Les chambres d’une pension d’Alep sont bien tenues, calmes ; l’escalier est bordé de plantes vertes ; la pension est dans le souk des pneus neufs que les jeunes gens font rouler dans la rue… Une journée en taxi te conduit dans les « villes mortes » dans un rayon de 80 km autour d’Alep : cités romaines, byzantines, arabes du IIIe au VIe siècle après J.-C. On cultivait les céréales, l’olive. Des tremblements de terre, des sécheresses, des épidémies, des invasions ont chassé les habitants. Se dressent, plus ou moins ruinés, mangés par la végétation, une immense pyramide funéraire, des églises, des tombeaux dispersés, des pressoirs, des citernes, un portique à colonnes, des thermes, des piliers ; sont sculptés le monogramme du Christ, des croix, des coquilles… L’un de ces sites surprenants est le monastère de Saint-Siméon au sommet d’un promontoire. Saint-Siméon stylite, l’ascète, vivait sur sa colonne de 18 mètres ; à 69 ans, il mourut, agenouillé sur sa minuscule plate-forme, en adoration du Christ. Et, aujourd’hui, venus d’une trentaine de kilomètres, les villageois déjeunent dans l’herbe parmi les pierres sculptées tandis que les enfants dansent avec le joueur de flûte.

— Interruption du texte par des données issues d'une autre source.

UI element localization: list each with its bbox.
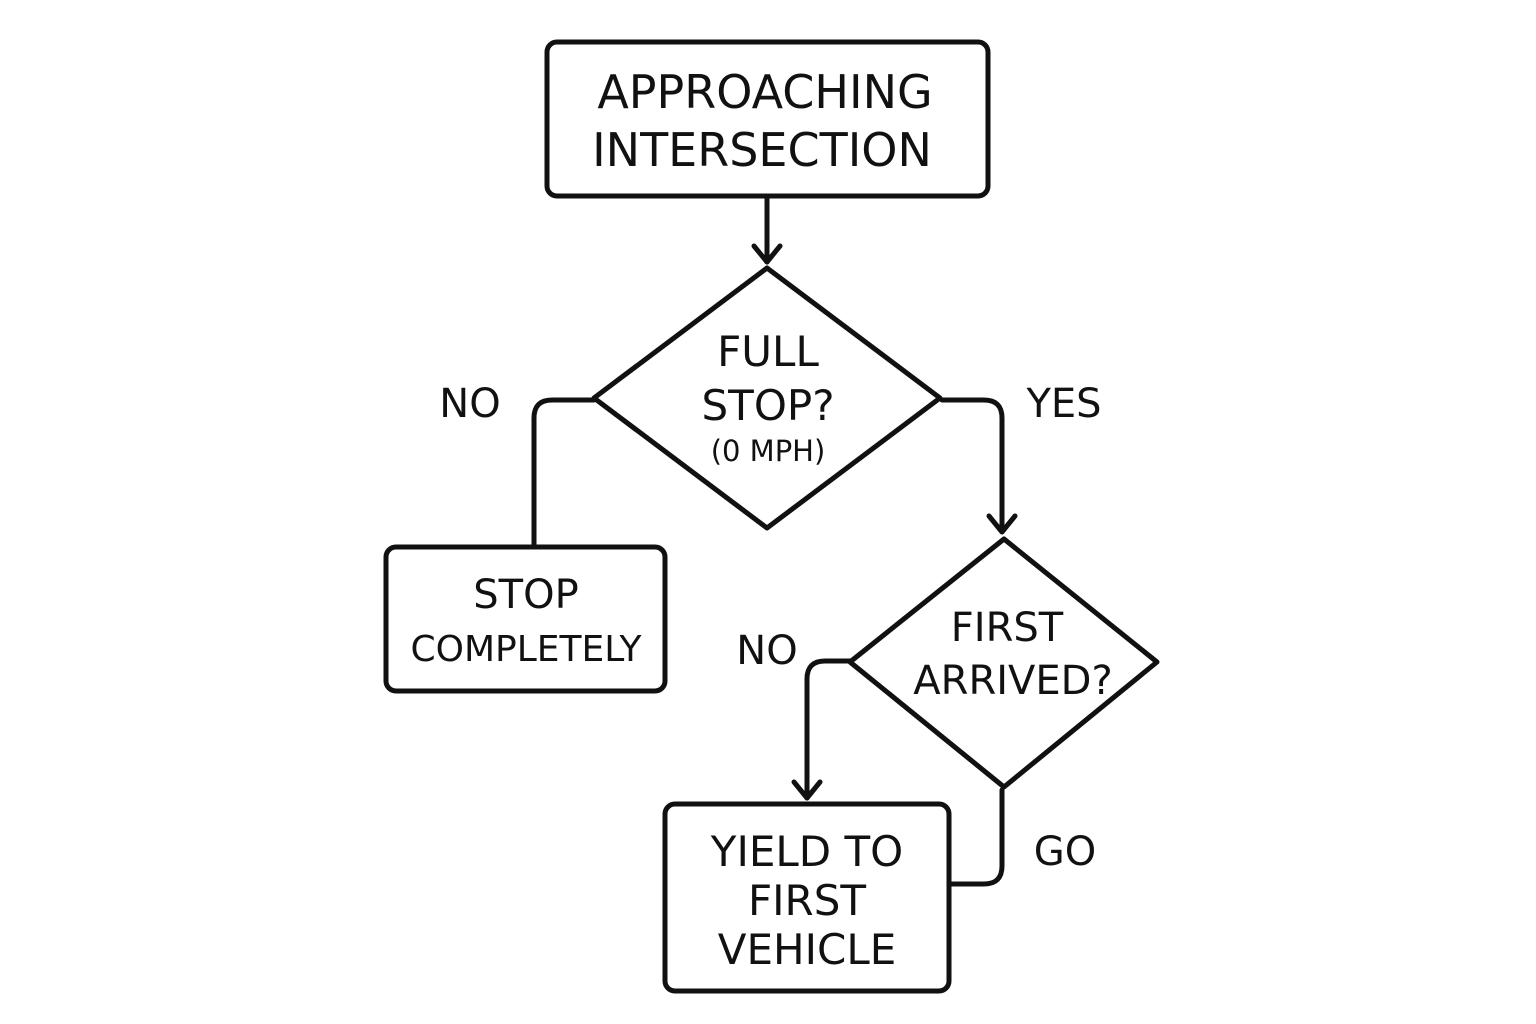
edge-label-first-arrived-no: NO [736, 628, 797, 674]
edge-label-full-stop-no: NO [439, 381, 500, 427]
node-full-stop-line-1: FULL [717, 327, 819, 376]
node-first-arrived-line-2: ARRIVED? [913, 658, 1112, 704]
connector-first-arrived-no [804, 658, 853, 801]
node-stop-completely [383, 544, 668, 694]
node-stop-completely-line-1: STOP [473, 572, 578, 618]
node-full-stop-decision [591, 265, 943, 531]
arrowhead-full-stop [751, 243, 783, 265]
edge-label-first-arrived-go: GO [1034, 829, 1096, 875]
arrowhead-yield [791, 779, 823, 801]
node-first-arrived-line-1: FIRST [951, 605, 1064, 651]
arrowhead-first-arrived [986, 513, 1018, 535]
node-full-stop-line-2: STOP? [702, 381, 835, 430]
node-yield-line-3: VEHICLE [718, 925, 897, 974]
node-approaching-intersection-line-2: INTERSECTION [592, 123, 932, 177]
node-approaching-intersection-line-1: APPROACHING [597, 65, 932, 119]
edge-label-full-stop-yes: YES [1025, 381, 1101, 427]
node-first-arrived-decision [847, 536, 1160, 790]
node-stop-completely-line-2: COMPLETELY [410, 629, 642, 670]
node-yield-line-1: YIELD TO [710, 827, 903, 876]
node-approaching-intersection [544, 39, 991, 199]
connector-full-stop-yes [939, 397, 1005, 533]
node-full-stop-subtext: (0 MPH) [711, 434, 826, 468]
node-yield-to-first-vehicle [662, 801, 952, 994]
node-yield-line-2: FIRST [748, 876, 866, 925]
connector-first-arrived-go [947, 787, 1005, 887]
connector-full-stop-no [531, 397, 597, 549]
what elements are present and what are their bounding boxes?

Au bord de la mer Méditerranée, la vieille ville de Tartous a été une forteresse franque, longtemps imprenable, la toute dernière poche de résistance des Croisés jusqu’en 1291 ; puis, au fil du temps, des constructions hétéroclites qui s’adossent sur les ruines de la forteresse, sur les anciennes arcades, sur les fragments de voûtes suspendues ; la vie populaire des habitants se niche dans le passé en partie démantelé. À côté des Tartous, la petite île Arwad est un labyrinthe de ruelles qui montent vers le château (XIIIe siècle) que les Templiers ont possédé.
Palmyre est un objet d’envoûtement, un appel, une légende de pierre, une ville-mythe. La cité des caravaniers est une oasis isolée au milieu des sables de Syrie. Gardienne de ruines majestueuses, de colonnes dressées et couchées, elle attire les voyageurs, les chercheurs. Elle est un port de désert, un passage des marchandises venues de Mésopotamie, d’Inde, de Chine. Grâce au commerce, aux échanges, elle construit et développe son oasis. Ville importante dès l’époque hellénistique (IIIe-Ier siècle après J.-C.), elle connaît son apogée durant la période romaine. Dans ses sculptures, dans ses peintures, elle tisse une culture gréco-romaine, des apports mésopotamiens, des traditions locales araméennes, des influences arabes.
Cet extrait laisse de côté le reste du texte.